Pain Management Coding Alert

E/M Coding:

Put Time to Work for You With Counseling Exception Chops

Here’s why a note documenting counseling/coordination time could make your claim.

If you are coding for standard evaluation and management (E/M) services, you’ll typically choose the level of service based on three key components: history, examination and medical decision-making (MDM). There are times, however, when you would not choose an E/M code based on these components.

When? If counseling or coordination of care (or both) are the major component of the E/M, you might be able to code using the counseling exception. This practice could net your practice higher reimbursement, since choosing an E/M code based on time typically results in a higher-level code.

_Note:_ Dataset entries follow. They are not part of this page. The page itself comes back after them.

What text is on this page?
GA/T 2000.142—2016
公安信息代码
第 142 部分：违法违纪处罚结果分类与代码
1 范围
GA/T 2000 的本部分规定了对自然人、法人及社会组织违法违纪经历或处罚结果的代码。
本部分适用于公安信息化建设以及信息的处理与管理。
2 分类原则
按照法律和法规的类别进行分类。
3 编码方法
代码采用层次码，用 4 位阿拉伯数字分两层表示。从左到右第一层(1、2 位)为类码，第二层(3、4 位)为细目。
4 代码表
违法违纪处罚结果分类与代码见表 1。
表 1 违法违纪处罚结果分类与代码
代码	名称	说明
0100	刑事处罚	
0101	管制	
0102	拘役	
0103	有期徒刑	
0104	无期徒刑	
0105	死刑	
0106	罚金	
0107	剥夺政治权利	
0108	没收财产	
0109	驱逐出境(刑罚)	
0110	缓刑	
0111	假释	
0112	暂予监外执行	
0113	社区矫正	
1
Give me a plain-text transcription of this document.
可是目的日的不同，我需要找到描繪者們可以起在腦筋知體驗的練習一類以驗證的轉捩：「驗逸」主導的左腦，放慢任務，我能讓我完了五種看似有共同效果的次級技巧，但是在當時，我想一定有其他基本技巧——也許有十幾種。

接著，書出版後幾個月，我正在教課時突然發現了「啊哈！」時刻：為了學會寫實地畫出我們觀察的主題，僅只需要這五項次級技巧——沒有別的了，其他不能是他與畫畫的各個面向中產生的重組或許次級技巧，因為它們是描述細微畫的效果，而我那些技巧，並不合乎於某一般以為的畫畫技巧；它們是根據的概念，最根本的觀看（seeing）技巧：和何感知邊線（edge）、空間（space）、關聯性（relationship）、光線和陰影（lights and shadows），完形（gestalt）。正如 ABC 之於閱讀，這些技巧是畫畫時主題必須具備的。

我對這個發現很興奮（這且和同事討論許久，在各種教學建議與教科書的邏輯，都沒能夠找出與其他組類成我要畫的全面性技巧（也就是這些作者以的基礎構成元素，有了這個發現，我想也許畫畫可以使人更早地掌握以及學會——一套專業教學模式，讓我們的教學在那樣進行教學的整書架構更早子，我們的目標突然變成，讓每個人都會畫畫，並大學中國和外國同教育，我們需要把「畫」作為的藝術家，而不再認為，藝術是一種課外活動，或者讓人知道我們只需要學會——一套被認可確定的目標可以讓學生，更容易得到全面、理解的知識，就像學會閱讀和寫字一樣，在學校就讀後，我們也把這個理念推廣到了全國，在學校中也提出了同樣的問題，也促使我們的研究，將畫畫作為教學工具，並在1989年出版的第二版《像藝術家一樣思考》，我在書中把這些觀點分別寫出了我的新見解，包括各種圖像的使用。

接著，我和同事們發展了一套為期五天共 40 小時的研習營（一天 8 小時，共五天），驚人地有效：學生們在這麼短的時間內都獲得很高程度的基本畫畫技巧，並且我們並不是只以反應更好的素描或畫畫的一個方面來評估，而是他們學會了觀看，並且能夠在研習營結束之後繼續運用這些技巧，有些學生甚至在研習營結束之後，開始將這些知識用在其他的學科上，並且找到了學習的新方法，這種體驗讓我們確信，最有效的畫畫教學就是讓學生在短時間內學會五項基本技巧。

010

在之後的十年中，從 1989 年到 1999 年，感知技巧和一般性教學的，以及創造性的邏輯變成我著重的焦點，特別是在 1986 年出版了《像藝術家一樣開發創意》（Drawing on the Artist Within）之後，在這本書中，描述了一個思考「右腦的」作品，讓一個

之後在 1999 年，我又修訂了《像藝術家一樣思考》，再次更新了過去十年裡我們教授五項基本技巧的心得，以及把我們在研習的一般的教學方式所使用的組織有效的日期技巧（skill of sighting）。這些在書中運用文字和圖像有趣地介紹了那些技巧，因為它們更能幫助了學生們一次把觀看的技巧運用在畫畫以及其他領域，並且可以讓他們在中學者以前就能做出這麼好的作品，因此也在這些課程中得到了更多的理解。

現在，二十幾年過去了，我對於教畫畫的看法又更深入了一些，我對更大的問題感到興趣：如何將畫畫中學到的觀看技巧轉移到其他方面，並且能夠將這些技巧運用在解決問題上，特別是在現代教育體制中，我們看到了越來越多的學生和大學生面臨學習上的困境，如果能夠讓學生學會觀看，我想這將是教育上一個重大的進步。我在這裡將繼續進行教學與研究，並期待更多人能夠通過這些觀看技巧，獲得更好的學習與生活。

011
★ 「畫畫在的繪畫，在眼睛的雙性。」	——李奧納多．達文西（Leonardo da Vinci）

While potentially profitable, the counseling exception can be dangerous if you misuse it. Check out what these experts had to say about the counseling exception and how to apply it properly.

Check Total Encounter Minutes First

The counseling exception is in play when 50 percent or more of the total encounter time is spent face-to-face with the patient on counseling or coordination of care rather than on the actual elements of a traditional E/M service. In these counseling-dominated scenarios, you can use time “to assign the appropriate level of E/M service rather than the three traditional components,” explains Lynn M. Anderanin, CPC, CPPM, CPC-I, COSC, senior director of coding education at Healthcare Information Services in Park Ridge, Ill.

Standard E/M coding: Normally, you’ll code E/M visits based on the aforementioned elements. So if the notes indicate the physician saw an established patient and performed a problem focused history, a problem focused exam, and straightforward MDM, you’d choose 99212 (Office or other outpatient visit for the evaluation and management of an established patient, which requires at least 2 of these 3 key components: a problem focused history; a problem focused examination; straightforward medical decision making…) for the encounter.

Counseling exception coding: If the encounter qualifies for the counseling exception, you could choose an E/M code based on how long the encounter lasted, not the three key elements. So let’s say the physician saw an established patient and performed a problem focused history, a problem focused exam, and straightforward MDM. However, notes indicate that the encounter took 28 minutes, and 15 of those minutes were spent on counseling and coordination of care. In this case, you’d choose your E/M code based on time — most likely 99214 (… a detailed history; a detailed examination; medical decision making of moderate complexity. Counseling and/or coordination of care with other physicians, other qualified health care professionals, or agencies are provided consistent with the nature of the problem[s] and the patient’s and/or family’s needs. Usually, the presenting problem[s] are of moderate to high severity. Typically, 25 minutes are spent face-to-face with the patient and/or family). (Bold type added to emphasize time component.)

Ensure Proper Notes Before Using Exception

In order to code the counseling exception correctly, the medical record for the encounter must clearly indicate that the physician spent at least half of the encounter time counseling/coordinating care.

The most important piece of info you need in the notes is “details about the minutes spent counseling,” relays Chip Hart, director of PCC’s Pediatric Solutions Consulting Group in Vermont and author of the blog “Confessions of a Pediatric Practice Consultant.”

Ideally, the physician will note a starting and ending time for the counseling, “but it doesn’t always work that way” Hart says. On counseling exception claims, the documentation must at least include a note from the physician such as “XX minutes spent counseling,” Hart continues.

Anderanin agrees, recommending that the physician include documentation that makes it clear that counseling constituted the biggest chunk of E/M time. She recommends including a note to the effect of “The total time spent with the patient was 25 minutes and 20 minutes was spent on counseling the patient on_____________.”

On the claim, Hart recommends you also “include a list of the topics discussed during the counseling — it not only supports the time you spent, but it’s good documentation for reference later,” he says.

Use EHR to Help Track Time … Sometimes

Your electronic health records (EHR) software might be a big help in keeping track of encounter minutes, according to Hart. “EHR should help clinicians keep track of how much time they are spending in the exam room with patients and document accordingly,” he says.

If your EHR software has a proven track record of reliably keeping encounter times — some EHRs are better at this than others — then you might be able to program it to track counseling and coordination of care specifically. Ask your office tech person for help searching for this feature, or call the software company and talk to a representative about the software’s time-tracking features.